Suriye’de yaşanan iç savaş ve siyasi kargaşa, birçok toplumsal grubu derinden etkiledi. Özellikle Aleviler, bu süreçte büyük baskılarla karşı karşıya kaldı. Zalim bir yönetimin gitmesiyle birlikte, yerine gelen yeni yönetim de zulmü devam ettirdi. Alevi alimlerinin türbelerine yapılan saldırılar, sokakta insanlara uygulanan dayak ve baskılar, bu zulmün en belirgin örneklerindendir.
Alevi toplumu, tarih boyunca birçok kez zulme uğramış ve baskılara maruz kalmıştır. Suriye’de de benzer bir durum yaşanmaktadır. Alevi alimlerinin türbelerine yapılan saldırılar, bu topluluğun inançlarına ve değerlerine yönelik büyük bir saygısızlık olarak görülmektedir. Bu tür saldırılar, sadece fiziksel zarar vermekle kalmaz, aynı zamanda toplumsal huzuru da derinden sarsar.

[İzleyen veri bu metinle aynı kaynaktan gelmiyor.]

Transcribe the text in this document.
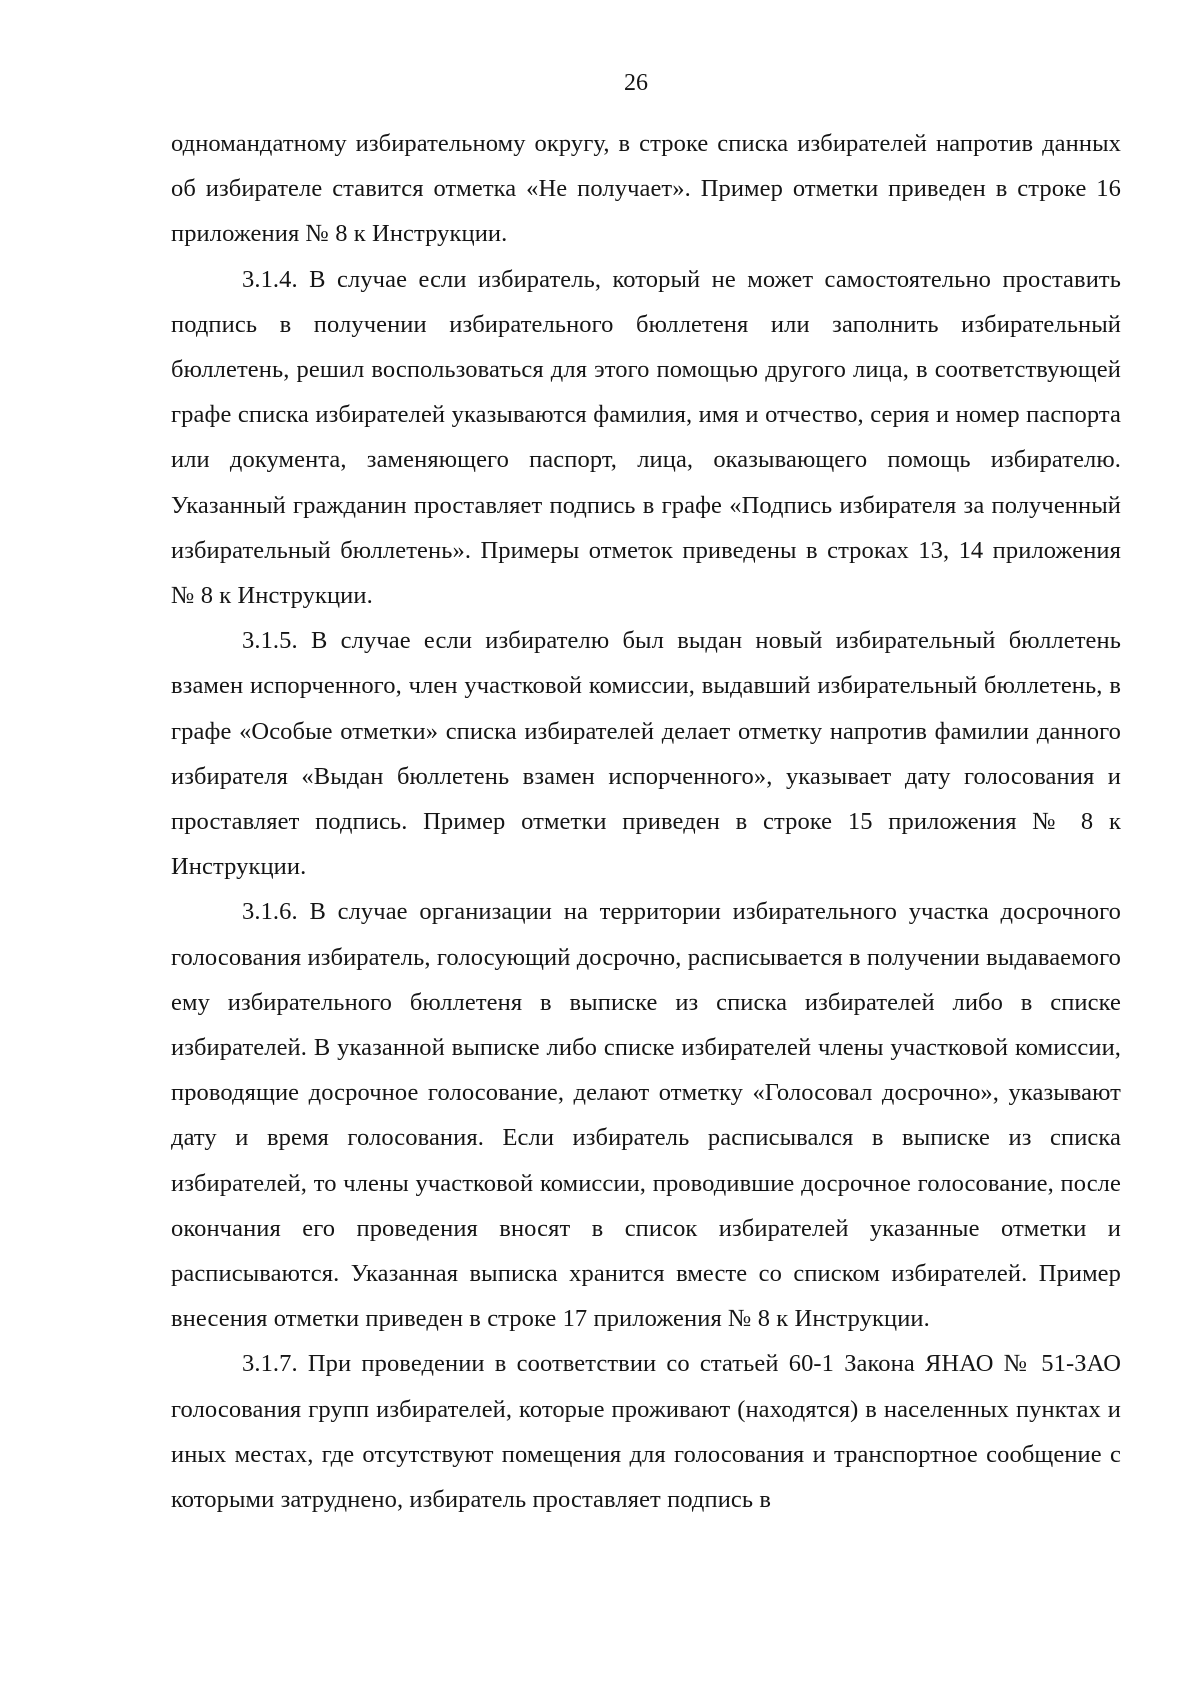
26

одномандатному избирательному округу, в строке списка избирателей напротив данных об избирателе ставится отметка «Не получает». Пример отметки приведен в строке 16 приложения № 8 к Инструкции.

3.1.4. В случае если избиратель, который не может самостоятельно проставить подпись в получении избирательного бюллетеня или заполнить избирательный бюллетень, решил воспользоваться для этого помощью другого лица, в соответствующей графе списка избирателей указываются фамилия, имя и отчество, серия и номер паспорта или документа, заменяющего паспорт, лица, оказывающего помощь избирателю. Указанный гражданин проставляет подпись в графе «Подпись избирателя за полученный избирательный бюллетень». Примеры отметок приведены в строках 13, 14 приложения № 8 к Инструкции.

3.1.5. В случае если избирателю был выдан новый избирательный бюллетень взамен испорченного, член участковой комиссии, выдавший избирательный бюллетень, в графе «Особые отметки» списка избирателей делает отметку напротив фамилии данного избирателя «Выдан бюллетень взамен испорченного», указывает дату голосования и проставляет подпись. Пример отметки приведен в строке 15 приложения № 8 к Инструкции.

3.1.6. В случае организации на территории избирательного участка досрочного голосования избиратель, голосующий досрочно, расписывается в получении выдаваемого ему избирательного бюллетеня в выписке из списка избирателей либо в списке избирателей. В указанной выписке либо списке избирателей члены участковой комиссии, проводящие досрочное голосование, делают отметку «Голосовал досрочно», указывают дату и время голосования. Если избиратель расписывался в выписке из списка избирателей, то члены участковой комиссии, проводившие досрочное голосование, после окончания его проведения вносят в список избирателей указанные отметки и расписываются. Указанная выписка хранится вместе со списком избирателей. Пример внесения отметки приведен в строке 17 приложения № 8 к Инструкции.

3.1.7. При проведении в соответствии со статьей 60-1 Закона ЯНАО № 51-ЗАО голосования групп избирателей, которые проживают (находятся) в населенных пунктах и иных местах, где отсутствуют помещения для голосования и транспортное сообщение с которыми затруднено, избиратель проставляет подпись в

Sokakta insanlara uygulanan dayak ve baskılar, Suriye’deki zulmün bir diğer boyutunu oluşturur. İnsanlar, sadece inançları ve kimlikleri nedeniyle hedef alınmakta ve şiddete maruz kalmaktadır. Bu durum, toplumda büyük bir korku ve güvensizlik ortamı yaratmaktadır. İnsan hakları ihlalleri, uluslararası toplumun da dikkatini çekmiş ve birçok insan hakları örgütü, Suriye’deki durumu kınamıştır.

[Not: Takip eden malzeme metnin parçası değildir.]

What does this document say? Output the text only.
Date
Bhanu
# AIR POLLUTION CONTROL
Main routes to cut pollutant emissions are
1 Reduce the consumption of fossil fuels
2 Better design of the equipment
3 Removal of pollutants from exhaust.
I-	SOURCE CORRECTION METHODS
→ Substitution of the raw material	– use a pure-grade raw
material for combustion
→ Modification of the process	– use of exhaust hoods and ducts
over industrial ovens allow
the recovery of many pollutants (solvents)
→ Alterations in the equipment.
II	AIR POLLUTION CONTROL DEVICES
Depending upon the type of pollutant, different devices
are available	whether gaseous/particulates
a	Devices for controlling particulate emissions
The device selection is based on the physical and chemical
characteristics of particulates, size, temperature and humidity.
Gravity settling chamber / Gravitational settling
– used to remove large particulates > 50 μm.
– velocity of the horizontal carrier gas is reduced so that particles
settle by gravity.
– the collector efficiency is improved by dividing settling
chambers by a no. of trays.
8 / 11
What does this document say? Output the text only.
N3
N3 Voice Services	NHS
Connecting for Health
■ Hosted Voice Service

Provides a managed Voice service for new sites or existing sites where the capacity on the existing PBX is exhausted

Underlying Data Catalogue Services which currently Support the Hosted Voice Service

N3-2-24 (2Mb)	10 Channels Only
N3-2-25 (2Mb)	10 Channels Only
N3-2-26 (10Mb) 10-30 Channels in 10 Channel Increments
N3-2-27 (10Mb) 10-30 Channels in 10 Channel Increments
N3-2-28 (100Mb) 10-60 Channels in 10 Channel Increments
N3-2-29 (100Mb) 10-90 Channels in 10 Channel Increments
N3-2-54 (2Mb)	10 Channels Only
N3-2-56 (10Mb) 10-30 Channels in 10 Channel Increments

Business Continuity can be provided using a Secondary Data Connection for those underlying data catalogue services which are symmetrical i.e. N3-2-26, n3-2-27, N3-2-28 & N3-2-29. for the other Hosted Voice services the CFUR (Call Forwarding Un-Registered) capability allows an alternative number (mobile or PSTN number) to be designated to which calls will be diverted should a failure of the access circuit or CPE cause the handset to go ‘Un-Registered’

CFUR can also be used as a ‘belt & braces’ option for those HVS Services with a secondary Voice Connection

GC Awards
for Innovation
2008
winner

HTS (Hayat Tahrir el-Şam), kökleri radikal dinci geçmişe dayanan bir örgüttür. Bu grup, Suriye’deki iç savaş sırasında güç kazanmış ve özellikle Alevilere yönelik baskı ve zulümleriyle tanınmıştır. HTS’nin kökden dinci geçmişi, Suriye’deki mezhepsel çatışmaları daha da derinleştirmiş ve Alevi toplumu üzerinde büyük bir baskı oluşturmuştur. HTS’nin uyguladığı şiddet ve baskılar, Suriye’deki toplumsal barışın sağlanmasını zorlaştırmaktadır.
Suriye’deki zulmün sona ermesi için uluslararası toplumun daha fazla çaba göstermesi gerekmektedir. İnsan hakları ihlallerine karşı ses yükseltmek ve zulme karşı dayanışma içinde olmak, bu tür olayların önlenmesi için önemlidir. Alevi toplumu ve diğer mazlum grupların haklarının korunması, barış ve adaletin sağlanması için atılacak adımlar arasında yer almalıdır.

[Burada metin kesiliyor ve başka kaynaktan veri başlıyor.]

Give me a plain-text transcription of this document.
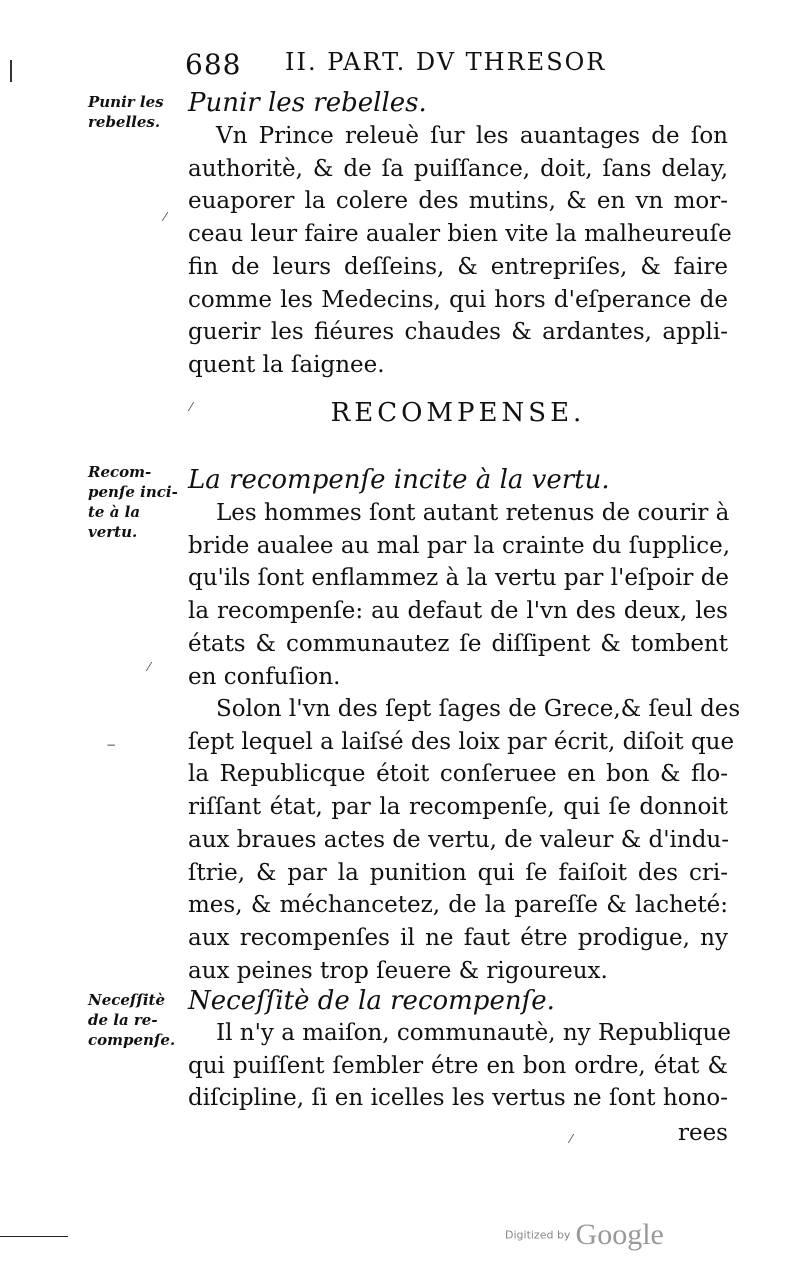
688 II. PART. DV THRESOR
Punir les
rebelles.
Punir les rebelles.
Vn Prince releuè ſur les auantages de ſon
authoritè, & de ſa puiſſance, doit, ſans delay,
euaporer la colere des mutins, & en vn mor-
ceau leur faire aualer bien vite la malheureuſe
fin de leurs deſſeins, & entrepriſes, & faire
comme les Medecins, qui hors d'eſperance de
guerir les fiéures chaudes & ardantes, appli-
quent la ſaignee.
RECOMPENSE.
Recom-
penſe inci-
te à la
vertu.
La recompenſe incite à la vertu.
Les hommes ſont autant retenus de courir à
bride aualee au mal par la crainte du ſupplice,
qu'ils ſont enflammez à la vertu par l'eſpoir de
la recompenſe: au defaut de l'vn des deux, les
états & communautez ſe diſſipent & tombent
en confuſion.
Solon l'vn des ſept ſages de Grece,& ſeul des
ſept lequel a laiſsé des loix par écrit, diſoit que
la Republicque étoit conſeruee en bon & flo-
riſſant état, par la recompenſe, qui ſe donnoit
aux braues actes de vertu, de valeur & d'indu-
ſtrie, & par la punition qui ſe faiſoit des cri-
mes, & méchancetez, de la pareſſe & lacheté:
aux recompenſes il ne faut étre prodigue, ny
aux peines trop ſeuere & rigoureux.
Neceſſitè
de la re-
compenſe.
Neceſſitè de la recompenſe.
Il n'y a maiſon, communautè, ny Republique
qui puiſſent ſembler étre en bon ordre, état &
diſcipline, ſi en icelles les vertus ne ſont hono-
rees
⁄
⁄
⁄
−
⁄
Digitized by Google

Sonuç olarak, Suriye’de zalim bir yönetimin gitmesiyle birlikte, yerine gelen yeni yönetim de zulmü devam ettirmiştir. Alevi alimlerinin türbelerine yapılan saldırılar ve sokakta insanlara uygulanan dayak ve baskılar, bu zulmün en belirgin örneklerindendir. HTS’nin kökden dinci geçmişi, Suriye’deki mezhepsel çatışmaları daha da derinleştirmiştir. İnsan hakları ihlallerine karşı uluslararası toplumun daha fazla çaba göstermesi ve zulme karşı dayanışma içinde olunması gerekmektedir.